Про Глафиру он даже не подумал. И Глафира о нем не думала. Дмитрий бы сильно удивился, узнав случайно, о ком думала она. Было, правда, одно обстоятельство, которое добавляло каплю горечи в радужное настроение Якушевского: он нарушал все мыслимые запреты, перечисленные в Уставе внутренней службы. Но что делать – если очень хочется?

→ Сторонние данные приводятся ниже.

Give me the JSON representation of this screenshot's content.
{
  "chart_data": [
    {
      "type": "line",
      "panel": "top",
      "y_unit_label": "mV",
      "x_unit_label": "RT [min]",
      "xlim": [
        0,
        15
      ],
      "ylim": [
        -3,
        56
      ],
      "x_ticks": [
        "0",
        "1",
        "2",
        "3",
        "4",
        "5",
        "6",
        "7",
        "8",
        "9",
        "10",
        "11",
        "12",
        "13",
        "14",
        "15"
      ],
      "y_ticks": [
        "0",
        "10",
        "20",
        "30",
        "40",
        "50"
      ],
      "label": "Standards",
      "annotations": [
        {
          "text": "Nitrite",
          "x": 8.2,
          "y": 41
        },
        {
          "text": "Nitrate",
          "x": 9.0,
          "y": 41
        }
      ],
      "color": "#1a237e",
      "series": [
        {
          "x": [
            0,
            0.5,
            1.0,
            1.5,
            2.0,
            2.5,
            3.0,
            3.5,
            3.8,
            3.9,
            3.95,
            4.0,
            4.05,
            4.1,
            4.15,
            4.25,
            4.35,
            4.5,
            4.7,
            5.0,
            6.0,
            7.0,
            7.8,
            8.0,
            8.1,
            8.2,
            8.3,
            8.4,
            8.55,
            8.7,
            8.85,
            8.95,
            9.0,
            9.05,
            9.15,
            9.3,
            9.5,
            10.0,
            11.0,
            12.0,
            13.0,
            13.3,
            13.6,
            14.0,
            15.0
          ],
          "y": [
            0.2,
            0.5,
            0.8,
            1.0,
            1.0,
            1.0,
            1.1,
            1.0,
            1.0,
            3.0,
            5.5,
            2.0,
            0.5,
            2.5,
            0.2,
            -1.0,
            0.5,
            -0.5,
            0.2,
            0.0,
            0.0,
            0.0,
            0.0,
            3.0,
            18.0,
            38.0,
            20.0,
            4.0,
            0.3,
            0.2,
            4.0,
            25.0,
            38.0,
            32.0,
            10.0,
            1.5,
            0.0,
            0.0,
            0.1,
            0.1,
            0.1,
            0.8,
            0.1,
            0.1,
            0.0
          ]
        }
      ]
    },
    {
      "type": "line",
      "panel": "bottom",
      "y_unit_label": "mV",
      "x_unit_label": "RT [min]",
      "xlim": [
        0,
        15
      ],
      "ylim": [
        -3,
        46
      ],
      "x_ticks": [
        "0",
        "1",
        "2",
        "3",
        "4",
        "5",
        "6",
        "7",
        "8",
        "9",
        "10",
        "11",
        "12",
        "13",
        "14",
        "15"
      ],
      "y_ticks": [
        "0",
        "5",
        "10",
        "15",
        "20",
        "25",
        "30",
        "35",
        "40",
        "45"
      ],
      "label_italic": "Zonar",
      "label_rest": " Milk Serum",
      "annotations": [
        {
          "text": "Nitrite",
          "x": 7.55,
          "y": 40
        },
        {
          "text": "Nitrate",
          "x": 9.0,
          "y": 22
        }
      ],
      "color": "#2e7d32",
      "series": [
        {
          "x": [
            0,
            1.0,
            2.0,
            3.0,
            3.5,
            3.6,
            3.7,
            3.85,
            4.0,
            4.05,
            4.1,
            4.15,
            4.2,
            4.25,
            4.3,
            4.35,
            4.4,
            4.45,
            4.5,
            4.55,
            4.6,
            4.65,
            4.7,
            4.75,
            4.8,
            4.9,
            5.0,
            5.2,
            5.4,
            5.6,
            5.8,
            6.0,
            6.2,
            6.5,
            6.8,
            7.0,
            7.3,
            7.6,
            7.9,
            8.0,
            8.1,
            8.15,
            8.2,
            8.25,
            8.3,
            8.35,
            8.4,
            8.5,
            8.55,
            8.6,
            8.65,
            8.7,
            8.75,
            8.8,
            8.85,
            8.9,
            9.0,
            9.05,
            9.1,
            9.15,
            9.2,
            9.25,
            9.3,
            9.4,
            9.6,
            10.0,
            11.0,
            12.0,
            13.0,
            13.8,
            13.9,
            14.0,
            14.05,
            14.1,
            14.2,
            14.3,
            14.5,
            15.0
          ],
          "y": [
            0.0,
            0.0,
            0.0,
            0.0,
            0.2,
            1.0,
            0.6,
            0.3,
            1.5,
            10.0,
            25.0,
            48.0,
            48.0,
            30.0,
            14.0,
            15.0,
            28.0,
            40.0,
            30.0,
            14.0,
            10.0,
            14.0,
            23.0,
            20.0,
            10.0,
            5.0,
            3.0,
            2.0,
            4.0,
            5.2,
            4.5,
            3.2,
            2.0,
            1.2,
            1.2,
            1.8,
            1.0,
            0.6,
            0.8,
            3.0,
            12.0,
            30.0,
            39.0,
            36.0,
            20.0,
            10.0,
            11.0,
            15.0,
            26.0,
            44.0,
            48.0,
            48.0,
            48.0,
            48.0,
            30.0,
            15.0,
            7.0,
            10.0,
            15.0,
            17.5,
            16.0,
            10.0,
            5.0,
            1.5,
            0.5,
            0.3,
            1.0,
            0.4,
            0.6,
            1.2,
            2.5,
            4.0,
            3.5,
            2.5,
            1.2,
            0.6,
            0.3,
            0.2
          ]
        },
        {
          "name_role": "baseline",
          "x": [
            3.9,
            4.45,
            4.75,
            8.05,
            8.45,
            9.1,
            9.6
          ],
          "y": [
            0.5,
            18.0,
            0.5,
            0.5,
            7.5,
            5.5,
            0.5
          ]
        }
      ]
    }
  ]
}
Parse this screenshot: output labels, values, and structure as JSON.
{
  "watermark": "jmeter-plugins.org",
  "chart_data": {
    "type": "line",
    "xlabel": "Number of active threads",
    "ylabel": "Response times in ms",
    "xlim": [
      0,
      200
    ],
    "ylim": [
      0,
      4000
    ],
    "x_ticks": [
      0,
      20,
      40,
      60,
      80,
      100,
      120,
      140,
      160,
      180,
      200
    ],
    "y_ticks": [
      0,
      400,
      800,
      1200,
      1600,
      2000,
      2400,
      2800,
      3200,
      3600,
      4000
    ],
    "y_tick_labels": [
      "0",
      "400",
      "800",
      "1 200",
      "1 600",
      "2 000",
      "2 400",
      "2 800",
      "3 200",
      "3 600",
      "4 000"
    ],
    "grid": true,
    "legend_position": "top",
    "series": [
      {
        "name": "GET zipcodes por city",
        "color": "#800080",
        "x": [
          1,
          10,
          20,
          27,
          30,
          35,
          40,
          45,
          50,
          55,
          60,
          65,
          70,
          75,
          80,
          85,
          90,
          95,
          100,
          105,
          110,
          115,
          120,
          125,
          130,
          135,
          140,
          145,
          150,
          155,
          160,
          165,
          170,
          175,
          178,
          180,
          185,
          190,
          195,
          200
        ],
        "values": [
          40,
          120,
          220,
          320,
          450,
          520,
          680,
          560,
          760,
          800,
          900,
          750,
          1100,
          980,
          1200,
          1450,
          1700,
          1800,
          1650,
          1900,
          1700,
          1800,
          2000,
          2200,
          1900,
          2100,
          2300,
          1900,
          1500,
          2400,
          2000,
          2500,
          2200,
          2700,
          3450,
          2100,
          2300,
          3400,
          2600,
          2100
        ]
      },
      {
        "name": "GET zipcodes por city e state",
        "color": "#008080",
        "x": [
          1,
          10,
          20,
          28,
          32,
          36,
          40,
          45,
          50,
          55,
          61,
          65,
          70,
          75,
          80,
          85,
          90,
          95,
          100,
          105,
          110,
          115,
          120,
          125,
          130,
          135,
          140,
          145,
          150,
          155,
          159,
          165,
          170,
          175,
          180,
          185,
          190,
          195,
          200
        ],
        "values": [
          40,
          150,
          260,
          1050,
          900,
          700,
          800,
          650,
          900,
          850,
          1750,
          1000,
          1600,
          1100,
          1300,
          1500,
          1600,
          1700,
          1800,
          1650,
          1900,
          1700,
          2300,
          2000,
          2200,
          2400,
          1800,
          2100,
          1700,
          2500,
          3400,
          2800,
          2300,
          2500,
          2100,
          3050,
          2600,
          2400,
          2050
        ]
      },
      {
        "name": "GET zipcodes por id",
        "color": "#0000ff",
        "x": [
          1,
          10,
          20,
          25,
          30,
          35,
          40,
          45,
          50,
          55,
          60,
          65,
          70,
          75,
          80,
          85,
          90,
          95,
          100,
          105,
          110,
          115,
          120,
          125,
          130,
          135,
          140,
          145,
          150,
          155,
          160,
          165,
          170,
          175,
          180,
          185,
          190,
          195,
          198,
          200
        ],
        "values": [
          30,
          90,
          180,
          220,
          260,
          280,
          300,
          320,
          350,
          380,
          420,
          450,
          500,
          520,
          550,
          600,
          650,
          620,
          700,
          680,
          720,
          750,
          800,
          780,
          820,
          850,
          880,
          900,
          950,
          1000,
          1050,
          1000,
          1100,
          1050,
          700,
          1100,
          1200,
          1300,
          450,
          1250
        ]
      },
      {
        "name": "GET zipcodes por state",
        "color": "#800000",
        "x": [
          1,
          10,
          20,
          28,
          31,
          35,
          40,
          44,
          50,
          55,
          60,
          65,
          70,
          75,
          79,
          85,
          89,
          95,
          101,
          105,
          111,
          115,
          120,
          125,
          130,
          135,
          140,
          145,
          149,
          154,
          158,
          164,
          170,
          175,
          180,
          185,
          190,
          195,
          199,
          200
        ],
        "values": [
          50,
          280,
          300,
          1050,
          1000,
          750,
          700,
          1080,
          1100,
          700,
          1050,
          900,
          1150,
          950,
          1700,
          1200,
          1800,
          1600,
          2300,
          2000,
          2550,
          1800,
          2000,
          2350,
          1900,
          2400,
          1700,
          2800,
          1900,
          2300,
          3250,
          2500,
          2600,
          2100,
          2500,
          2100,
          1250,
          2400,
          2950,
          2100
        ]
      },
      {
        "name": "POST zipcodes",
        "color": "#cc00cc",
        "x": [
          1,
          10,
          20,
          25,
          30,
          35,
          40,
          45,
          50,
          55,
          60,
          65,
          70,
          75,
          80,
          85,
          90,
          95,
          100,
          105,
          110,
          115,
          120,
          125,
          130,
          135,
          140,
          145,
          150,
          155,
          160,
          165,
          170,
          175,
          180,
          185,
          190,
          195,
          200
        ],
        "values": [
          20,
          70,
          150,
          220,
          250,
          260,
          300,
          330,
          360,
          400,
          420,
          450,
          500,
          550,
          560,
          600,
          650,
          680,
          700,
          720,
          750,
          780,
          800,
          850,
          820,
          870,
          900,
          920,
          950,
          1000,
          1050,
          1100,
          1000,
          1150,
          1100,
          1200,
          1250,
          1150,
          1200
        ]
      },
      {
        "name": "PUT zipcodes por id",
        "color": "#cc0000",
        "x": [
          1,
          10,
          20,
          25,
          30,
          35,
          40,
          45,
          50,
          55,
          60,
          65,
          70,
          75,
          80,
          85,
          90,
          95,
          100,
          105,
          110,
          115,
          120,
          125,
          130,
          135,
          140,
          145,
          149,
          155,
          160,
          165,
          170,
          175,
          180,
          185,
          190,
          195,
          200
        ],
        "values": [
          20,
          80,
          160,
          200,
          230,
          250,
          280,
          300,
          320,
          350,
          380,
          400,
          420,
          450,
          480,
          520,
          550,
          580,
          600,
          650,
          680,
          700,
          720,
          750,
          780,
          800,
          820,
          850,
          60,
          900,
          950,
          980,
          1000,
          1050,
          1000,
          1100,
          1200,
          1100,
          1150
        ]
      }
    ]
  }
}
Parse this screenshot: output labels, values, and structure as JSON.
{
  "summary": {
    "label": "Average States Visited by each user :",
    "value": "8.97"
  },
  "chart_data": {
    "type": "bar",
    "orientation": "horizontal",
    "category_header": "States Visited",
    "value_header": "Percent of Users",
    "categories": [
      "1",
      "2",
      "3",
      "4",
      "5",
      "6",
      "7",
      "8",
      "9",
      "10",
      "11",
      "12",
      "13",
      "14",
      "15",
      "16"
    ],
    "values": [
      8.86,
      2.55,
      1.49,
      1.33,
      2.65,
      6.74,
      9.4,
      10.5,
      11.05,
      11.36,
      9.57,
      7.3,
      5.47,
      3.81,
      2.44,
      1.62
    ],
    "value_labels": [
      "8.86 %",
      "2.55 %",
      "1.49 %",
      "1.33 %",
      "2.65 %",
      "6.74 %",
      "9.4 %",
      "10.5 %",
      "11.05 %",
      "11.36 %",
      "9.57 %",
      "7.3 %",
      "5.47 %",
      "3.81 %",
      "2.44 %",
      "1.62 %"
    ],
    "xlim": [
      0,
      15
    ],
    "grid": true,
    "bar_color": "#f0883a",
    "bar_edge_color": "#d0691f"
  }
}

А Ушан в это время играл с генералом в шахматы. Судя по сияющим глазам, он выигрывал. Соперник же был мрачнее дождевой тучи. И сердился. Кто-то позвонил ему в это время по мобильнику.
Он долго слушал молча, а потом сказал недовольно:
– Короче! Объяви ему последнее предупреждение. Если это повторится – пойдет в хозчасть, полы подметать. – И, отключившись, буркнул: – Вот балаболка! Учу-учу краткости – все без толку! Разводят турусы на колесах. – И сердито посмотрел на полковника.
– Ты имеешь в виду какую балаболку? – спросил тот.
– А ты… Ах да, целый курс в Тимирязевке!
Расставляя фигуры для новой партии, Ушан сказал:
– Пора бы моему Филину капитана дать.
– А он, что, все еще старлей? А гонору-то, гонору! На двух генералов хватит.
– Молодой, прыткий. Но без гонору. Скромняга.
– А как он к полиции относится?
– Как и я.
Начальник Угрозыска поиграл густыми, начинающими седеть бровями. Потом буркнул:
– Принеси мне на подпись представление. Вот ведь! Столько грошей потратили на вывески и штампы, а что изменилось?
– Тебе лучше знать. Это ты с реформатором в одной группе учился.
– Ты бы тоже учился вместе, если бы не Тимирязевка.
– Да уж! Я бы генерал-полковника получил. Не то что некоторые «лампасники».
Он был не совсем прав. Начальник Угрозыска надевал форму только на торжественные построения.
– Посмотрим, посмотрим, – не остался в долгу генерал. – У тебя раскрывать уголовные преступления получается лучше, чем играть в шахматы.
– Посмотрим, посмотрим, – ответил полковник и двинул пешку.
Е2, Е4.
А попугай Павлуша, нахохлившись, сидел на жердочке в своей большой клетке и ни с кем не разговаривал. Все ждал, когда вернется доцент Мамыкин. А тот все не возвращался и не возвращался. Постепенно Павлуша позабыл почти все слова и только иногда, словно проснувшись от долгого сна, пускал нечто нецензурное. На радость случайно заскочившему в дежурную комнату сотруднику.